Robo-photos are still making waves
THE QUESTION of the legality of robo-photos continues to produce headaches. Though the images produced by machine-learning systems are entirely irreal, they have real-world consequences.
In the US, back in September the US Copyright Office granted registration of the copyright in a comic book called Zarya Of the Dawn [update]. In the US, and only in the US, you have to register your works to get effective copyright protection.
The comic was written by Kris Kashtanova and illustrated by Midjourney, a machine-learning system trained on many millions of actual illustrations. In November the Copyright Office announced that it is reviewing the registration.
Crucially, review is based on the US policy that copyrightable works require human authorship. Several people have linked this to the notorious case that held that a monkey could not hold copyright in a self-portrait that it had taken itself.
Kashtanova is said to have concluded that the Copyright Office "overlooked" the lack of a human author of the images.
The law of the UK is unusual in that it specifically provides a form of copyright in works that are entirely computer-generated. The one court case that dealt with this wasn't an enormous help in determining what Parliament meant.
We take exception...
Also in the US, we noted earlier that programmers were planning to sue Microsoft over a machine-learning system pilfering their computer program code uploaded to its GitHub service. We are thankful to Neil Turkewitz for his analysis of Microsoft's outline defence. It claims that "OpenAI's training of Codex is done in accordance with global copyright laws which permit the use of publicly accessible materials for computational analysis and training of machine learning models, and do not require consent of the owner of such materials."

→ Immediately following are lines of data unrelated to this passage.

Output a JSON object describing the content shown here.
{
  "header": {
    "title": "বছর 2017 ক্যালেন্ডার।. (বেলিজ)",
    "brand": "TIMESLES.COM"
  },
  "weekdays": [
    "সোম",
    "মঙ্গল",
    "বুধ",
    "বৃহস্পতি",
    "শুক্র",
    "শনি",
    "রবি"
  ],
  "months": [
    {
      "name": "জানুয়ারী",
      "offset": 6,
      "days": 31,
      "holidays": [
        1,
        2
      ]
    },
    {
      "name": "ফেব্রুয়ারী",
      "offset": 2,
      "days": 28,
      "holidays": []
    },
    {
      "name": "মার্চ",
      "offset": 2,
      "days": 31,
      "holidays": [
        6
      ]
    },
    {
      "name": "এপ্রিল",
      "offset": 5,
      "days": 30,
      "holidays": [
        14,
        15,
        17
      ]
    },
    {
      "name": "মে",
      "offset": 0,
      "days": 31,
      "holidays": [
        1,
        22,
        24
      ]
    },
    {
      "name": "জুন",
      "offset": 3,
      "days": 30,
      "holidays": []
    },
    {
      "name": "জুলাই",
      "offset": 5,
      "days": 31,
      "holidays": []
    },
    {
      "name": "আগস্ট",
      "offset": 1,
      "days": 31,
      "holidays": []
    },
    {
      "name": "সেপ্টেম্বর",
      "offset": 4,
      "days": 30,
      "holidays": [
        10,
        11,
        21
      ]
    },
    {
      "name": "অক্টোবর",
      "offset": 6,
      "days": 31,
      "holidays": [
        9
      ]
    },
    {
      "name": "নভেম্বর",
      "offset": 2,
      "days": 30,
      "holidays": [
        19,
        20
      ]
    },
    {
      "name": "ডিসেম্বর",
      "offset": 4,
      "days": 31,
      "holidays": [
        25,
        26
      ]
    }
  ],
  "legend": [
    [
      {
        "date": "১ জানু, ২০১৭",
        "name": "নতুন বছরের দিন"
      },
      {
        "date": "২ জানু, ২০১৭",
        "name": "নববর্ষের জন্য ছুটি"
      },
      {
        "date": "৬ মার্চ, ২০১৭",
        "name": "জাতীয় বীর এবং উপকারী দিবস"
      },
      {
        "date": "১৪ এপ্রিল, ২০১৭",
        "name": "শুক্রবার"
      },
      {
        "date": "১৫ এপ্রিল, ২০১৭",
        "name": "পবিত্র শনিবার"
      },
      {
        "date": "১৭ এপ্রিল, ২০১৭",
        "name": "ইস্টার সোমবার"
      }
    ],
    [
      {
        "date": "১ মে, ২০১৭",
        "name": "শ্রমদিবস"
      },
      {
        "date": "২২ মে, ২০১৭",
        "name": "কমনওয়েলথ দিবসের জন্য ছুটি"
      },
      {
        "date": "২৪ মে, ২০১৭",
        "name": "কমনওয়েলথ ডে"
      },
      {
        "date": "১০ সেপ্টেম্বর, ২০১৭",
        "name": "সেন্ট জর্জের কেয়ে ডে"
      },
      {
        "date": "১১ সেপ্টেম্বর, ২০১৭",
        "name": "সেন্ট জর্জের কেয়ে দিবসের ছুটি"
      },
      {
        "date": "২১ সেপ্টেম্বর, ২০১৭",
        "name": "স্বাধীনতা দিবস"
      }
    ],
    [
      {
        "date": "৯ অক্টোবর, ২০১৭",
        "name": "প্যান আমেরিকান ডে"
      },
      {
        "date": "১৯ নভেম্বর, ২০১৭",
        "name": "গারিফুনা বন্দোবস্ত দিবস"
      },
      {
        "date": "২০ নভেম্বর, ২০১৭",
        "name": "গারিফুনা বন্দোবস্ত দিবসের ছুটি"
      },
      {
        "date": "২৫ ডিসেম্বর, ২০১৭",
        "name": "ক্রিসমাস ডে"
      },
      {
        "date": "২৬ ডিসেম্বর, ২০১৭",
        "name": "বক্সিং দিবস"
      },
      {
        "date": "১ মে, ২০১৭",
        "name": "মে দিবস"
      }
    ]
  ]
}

The Freelance shares Neil's view that the above is... not exactly the case. European Union and UK laws, for example, have an exception to copyright allowing such use for non-profit research purposes. The application of this is concerning image-makers: the LAION dataset of images, used to train that Midjourney machine-learning image generator, claims that it gathered images for non-profit research under the German implementation of EU law.
Labelling required
Meanwhile the government of China is reported to have issued a regulation specifying that from 10 January any machine-learning output - whether images, robo-voice, chatbot or virtual reality - must be "marked prominently to avoid public confusion or misidentification".
The Freelance suspects - from skimming a machine-learning translation of the announcement - that the main motivation for this is concern over the potential use of "deep-fakes" in anti-government propaganda. We hope this perception will not impeded the adoption of similar labelling requirements elsewhere: propaganda based on a fake is propaganda based on a fake whatever its motivation.
- 8 August 2023 update: the Register of Copyrights withdrew registration of the immages in Zarya of the Dawn, stating that the original application did not disclose that the images were created by an "AI model". The text remains registered.